Abstract
The control of myelination in the central nervous system is a classical action
of thyroid hormones. In rodents, thyroid hormone deficiency during the fetal and
postnatal periods delays central myelin deposition and oligodendrocyte gene
expression. Oligodendrocytes differentiate from precursor cells (OPC), originating
from radial glial cells in the ventricular and subventricular zones after multiple cell fate
decisions controlled by developmental genes. The interplay between growth factors
acting at the cell membranes and nuclear receptors, such as those for T3 and retinoic
acid, regulates OPC differentiation.

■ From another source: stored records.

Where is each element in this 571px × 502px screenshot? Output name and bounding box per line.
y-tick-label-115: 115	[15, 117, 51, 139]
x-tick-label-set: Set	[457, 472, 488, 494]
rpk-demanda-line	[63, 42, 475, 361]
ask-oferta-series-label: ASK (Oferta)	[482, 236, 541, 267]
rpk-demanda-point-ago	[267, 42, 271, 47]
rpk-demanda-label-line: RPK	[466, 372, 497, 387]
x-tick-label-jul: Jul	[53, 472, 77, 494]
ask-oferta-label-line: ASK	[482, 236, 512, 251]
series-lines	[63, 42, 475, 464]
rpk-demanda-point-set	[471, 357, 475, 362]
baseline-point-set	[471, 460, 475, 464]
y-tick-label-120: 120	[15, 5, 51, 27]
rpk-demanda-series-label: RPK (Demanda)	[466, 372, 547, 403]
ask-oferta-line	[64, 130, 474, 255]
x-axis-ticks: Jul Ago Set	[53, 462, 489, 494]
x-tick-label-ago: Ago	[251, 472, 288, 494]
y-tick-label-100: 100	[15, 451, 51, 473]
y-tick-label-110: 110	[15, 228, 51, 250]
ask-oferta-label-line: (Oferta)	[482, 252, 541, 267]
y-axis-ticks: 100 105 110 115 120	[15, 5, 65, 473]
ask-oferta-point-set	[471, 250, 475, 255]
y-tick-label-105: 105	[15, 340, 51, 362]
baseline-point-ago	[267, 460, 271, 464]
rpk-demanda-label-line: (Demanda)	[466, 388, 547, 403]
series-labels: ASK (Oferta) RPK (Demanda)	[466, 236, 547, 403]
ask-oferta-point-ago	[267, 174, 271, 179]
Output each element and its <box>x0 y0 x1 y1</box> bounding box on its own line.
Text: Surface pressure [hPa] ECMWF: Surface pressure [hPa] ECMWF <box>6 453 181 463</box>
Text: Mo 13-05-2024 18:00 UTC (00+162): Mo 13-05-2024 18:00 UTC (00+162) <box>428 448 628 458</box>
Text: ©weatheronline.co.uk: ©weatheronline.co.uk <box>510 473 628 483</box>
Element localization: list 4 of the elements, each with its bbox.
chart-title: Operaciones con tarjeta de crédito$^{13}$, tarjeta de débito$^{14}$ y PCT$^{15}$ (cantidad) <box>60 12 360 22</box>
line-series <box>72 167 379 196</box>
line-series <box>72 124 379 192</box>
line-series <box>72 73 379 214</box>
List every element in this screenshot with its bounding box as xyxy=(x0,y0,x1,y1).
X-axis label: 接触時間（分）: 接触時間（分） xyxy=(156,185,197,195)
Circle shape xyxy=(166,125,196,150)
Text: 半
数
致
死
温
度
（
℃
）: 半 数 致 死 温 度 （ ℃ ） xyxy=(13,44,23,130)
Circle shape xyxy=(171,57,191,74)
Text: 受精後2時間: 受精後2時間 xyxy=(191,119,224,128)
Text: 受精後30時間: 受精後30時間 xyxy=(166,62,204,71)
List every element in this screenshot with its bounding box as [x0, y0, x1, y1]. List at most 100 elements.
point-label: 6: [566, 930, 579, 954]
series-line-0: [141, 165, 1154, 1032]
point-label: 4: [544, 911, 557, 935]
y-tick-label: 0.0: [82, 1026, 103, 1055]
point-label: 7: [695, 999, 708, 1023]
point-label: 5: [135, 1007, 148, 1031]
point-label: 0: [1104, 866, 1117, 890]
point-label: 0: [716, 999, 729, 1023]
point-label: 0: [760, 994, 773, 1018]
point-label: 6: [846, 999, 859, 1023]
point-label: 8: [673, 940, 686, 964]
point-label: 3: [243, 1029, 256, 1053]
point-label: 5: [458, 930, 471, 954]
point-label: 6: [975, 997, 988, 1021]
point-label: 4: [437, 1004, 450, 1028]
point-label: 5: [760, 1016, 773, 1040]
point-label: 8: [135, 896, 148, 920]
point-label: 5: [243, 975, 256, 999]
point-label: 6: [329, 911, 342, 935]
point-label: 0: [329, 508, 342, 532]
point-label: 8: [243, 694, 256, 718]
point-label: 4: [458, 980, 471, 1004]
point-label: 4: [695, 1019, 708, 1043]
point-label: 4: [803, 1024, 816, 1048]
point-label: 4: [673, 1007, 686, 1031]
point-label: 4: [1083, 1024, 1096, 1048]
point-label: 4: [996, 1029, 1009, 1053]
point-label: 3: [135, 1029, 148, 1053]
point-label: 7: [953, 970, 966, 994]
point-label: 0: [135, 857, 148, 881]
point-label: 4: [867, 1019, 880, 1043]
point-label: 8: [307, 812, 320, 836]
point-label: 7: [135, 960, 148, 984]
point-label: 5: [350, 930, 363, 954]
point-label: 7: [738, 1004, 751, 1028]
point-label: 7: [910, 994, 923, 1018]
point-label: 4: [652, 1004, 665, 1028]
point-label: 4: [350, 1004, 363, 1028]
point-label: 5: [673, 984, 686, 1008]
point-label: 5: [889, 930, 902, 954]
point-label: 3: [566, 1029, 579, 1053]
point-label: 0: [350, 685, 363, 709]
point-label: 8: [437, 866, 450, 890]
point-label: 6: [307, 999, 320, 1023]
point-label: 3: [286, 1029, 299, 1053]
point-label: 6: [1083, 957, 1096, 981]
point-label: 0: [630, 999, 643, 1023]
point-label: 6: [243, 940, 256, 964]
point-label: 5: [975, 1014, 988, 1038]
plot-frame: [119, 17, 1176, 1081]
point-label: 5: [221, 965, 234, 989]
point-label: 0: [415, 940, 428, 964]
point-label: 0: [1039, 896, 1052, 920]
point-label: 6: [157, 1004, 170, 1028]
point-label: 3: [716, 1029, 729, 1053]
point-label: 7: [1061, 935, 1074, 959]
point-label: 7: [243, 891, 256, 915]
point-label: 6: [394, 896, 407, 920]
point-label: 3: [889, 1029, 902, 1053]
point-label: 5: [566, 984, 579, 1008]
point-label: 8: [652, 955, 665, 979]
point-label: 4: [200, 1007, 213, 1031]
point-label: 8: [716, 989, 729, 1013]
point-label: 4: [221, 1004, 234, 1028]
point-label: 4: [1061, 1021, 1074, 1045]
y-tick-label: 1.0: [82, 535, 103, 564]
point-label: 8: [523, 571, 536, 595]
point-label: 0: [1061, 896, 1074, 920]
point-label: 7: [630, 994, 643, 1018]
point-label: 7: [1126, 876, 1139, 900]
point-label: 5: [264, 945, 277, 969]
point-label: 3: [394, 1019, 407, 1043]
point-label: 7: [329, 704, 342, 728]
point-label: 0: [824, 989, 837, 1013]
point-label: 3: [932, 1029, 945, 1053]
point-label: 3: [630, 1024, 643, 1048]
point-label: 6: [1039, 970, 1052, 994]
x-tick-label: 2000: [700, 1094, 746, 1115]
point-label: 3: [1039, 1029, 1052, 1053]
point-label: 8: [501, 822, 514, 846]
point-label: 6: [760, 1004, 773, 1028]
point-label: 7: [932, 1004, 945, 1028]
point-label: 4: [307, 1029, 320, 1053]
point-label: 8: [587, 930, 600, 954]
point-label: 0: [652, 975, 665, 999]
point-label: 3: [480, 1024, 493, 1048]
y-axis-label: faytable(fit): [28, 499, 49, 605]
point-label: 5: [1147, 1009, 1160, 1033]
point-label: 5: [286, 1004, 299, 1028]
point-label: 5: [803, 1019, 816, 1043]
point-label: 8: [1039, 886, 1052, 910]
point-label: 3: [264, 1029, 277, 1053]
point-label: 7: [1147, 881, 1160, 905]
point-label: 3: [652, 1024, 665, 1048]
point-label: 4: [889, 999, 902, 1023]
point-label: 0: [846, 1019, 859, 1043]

Growth factors promote OPC proliferation, and the
liganded nuclear receptors promote cell cycle exit. Myelination occurs in axons that
reach a critical size, and thyroid hormone might also indirectly affect myelination
through axonal maturation effects. In the clinical setting, myelination can be analyzed
by magnetic resonance imaging in hypothyroid states with variable results.
Keywords: Axons, Allan-Herndon-Dudley syndrome, Cell cycle, Congenital hypothyroidism, Myelin, MBP, Magnetic resonance, Nuclear receptors, OPC, Oligodendrocytes, PDGF, PLP, OLIG2, SHH, White matter.